Alec Carstairs, managing partner at E&Y in Aberdeen, said: “Those companies with weaker balance sheets and particularly those with development projects looming will look towards larger, better-capitalised acquirers. The pending acquisitions of Dominion Petroleum by Ophir Energy and EnCore by Premier Oil can be seen as M&A bellwethers.”
Three new companies – Bluebird Energy, Enteq Upstream and Bayfield Energy – joined AIM during the quarter, raising £71million. However, Mr Carstairs believes they are exceptions as listings stall.
“These three companies may have completed IPOs, but the outlook for the remainder of the year is less positive with many planned listings being postponed until 2012.”
Secondary fundraising by AIM-listed oil and gas companies totalled £168.7million during quarter three, 48% lower than the amount raised in the comparable quarter of 2010 and 37% lower than the figure raised in the previous three months.

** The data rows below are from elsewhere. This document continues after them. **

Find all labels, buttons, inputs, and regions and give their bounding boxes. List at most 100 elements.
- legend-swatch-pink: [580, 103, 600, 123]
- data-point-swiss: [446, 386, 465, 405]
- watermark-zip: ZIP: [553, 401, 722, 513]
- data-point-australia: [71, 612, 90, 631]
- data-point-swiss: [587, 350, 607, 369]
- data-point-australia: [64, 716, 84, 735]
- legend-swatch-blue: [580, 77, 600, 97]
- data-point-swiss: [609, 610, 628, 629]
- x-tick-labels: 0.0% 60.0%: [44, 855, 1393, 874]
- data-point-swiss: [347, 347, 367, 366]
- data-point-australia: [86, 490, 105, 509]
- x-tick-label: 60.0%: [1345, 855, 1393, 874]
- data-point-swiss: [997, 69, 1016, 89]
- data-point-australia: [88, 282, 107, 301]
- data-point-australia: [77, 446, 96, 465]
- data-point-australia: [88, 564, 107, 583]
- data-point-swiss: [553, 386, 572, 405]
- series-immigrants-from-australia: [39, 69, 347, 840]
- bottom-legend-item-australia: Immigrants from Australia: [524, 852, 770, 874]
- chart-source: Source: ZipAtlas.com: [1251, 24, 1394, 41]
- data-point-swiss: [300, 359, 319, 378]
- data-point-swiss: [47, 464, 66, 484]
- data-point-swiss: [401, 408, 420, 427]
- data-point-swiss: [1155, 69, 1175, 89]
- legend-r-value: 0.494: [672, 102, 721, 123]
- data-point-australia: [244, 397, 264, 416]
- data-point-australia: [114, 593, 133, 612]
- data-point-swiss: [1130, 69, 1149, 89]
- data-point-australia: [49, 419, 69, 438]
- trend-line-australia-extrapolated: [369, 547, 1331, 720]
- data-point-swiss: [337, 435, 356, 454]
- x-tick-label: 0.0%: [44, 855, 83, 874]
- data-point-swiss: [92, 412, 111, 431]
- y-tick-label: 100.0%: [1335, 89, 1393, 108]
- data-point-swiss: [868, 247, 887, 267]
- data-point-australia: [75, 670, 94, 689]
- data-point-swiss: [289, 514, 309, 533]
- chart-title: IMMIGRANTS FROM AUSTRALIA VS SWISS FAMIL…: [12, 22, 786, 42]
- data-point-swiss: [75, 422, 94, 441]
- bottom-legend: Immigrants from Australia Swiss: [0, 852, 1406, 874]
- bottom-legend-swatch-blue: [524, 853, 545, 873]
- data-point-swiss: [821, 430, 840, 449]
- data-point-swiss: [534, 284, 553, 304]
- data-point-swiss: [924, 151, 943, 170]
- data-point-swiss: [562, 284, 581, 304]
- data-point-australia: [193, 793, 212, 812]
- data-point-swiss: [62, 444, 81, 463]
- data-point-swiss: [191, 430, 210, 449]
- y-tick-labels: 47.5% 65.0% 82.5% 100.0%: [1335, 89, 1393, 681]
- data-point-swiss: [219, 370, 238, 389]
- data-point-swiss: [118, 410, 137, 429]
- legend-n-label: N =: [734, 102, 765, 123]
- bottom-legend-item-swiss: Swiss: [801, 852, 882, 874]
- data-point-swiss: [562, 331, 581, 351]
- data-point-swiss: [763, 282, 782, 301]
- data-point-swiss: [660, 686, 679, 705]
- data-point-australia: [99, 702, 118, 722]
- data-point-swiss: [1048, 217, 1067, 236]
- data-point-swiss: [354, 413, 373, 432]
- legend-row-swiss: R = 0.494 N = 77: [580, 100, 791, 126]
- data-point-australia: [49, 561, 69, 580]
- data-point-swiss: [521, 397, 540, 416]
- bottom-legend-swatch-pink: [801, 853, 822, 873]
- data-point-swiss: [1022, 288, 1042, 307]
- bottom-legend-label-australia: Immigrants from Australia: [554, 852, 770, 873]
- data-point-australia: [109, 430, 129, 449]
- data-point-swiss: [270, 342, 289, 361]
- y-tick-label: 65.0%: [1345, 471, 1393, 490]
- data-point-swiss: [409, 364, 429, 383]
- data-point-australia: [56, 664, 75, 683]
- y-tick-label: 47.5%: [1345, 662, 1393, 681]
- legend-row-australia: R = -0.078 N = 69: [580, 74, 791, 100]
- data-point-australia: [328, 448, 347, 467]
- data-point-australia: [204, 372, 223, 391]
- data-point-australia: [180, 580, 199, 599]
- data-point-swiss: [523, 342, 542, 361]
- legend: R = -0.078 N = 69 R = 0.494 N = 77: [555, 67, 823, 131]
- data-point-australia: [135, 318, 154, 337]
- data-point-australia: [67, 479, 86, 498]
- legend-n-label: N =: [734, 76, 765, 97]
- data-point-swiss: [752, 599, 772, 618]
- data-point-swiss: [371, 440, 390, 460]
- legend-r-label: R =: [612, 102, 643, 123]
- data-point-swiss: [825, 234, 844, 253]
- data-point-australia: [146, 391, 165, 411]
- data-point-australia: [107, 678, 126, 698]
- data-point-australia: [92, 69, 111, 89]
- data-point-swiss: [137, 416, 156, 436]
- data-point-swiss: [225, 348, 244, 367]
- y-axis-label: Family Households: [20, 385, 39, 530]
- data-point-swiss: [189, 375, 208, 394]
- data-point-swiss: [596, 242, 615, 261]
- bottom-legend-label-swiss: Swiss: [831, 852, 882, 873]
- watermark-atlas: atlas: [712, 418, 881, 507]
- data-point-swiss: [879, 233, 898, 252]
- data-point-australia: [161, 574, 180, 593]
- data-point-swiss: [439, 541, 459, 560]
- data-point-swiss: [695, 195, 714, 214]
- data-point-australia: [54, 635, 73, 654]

More than three-quarters of that total relates to a single company – Gulf Keystone Petroleum – with no capital raised by 90% of all AIM-listed oil and gas companies. This was mirrored across the wider AIM market, with the £413.8million raised less than half of the £954million raised in the second quarter.
Mr Carstairs added: “Fundraising activity largely occurred at the start of the quarter, with conditions deteriorating as summer progressed. The slowdown in the global economic recovery and the market turbulence created by issues including the US credit downgrade and the eurozone sovereign debt crisis will continue to turn investors off riskier assets. This doesn’t bode well for quarter four.”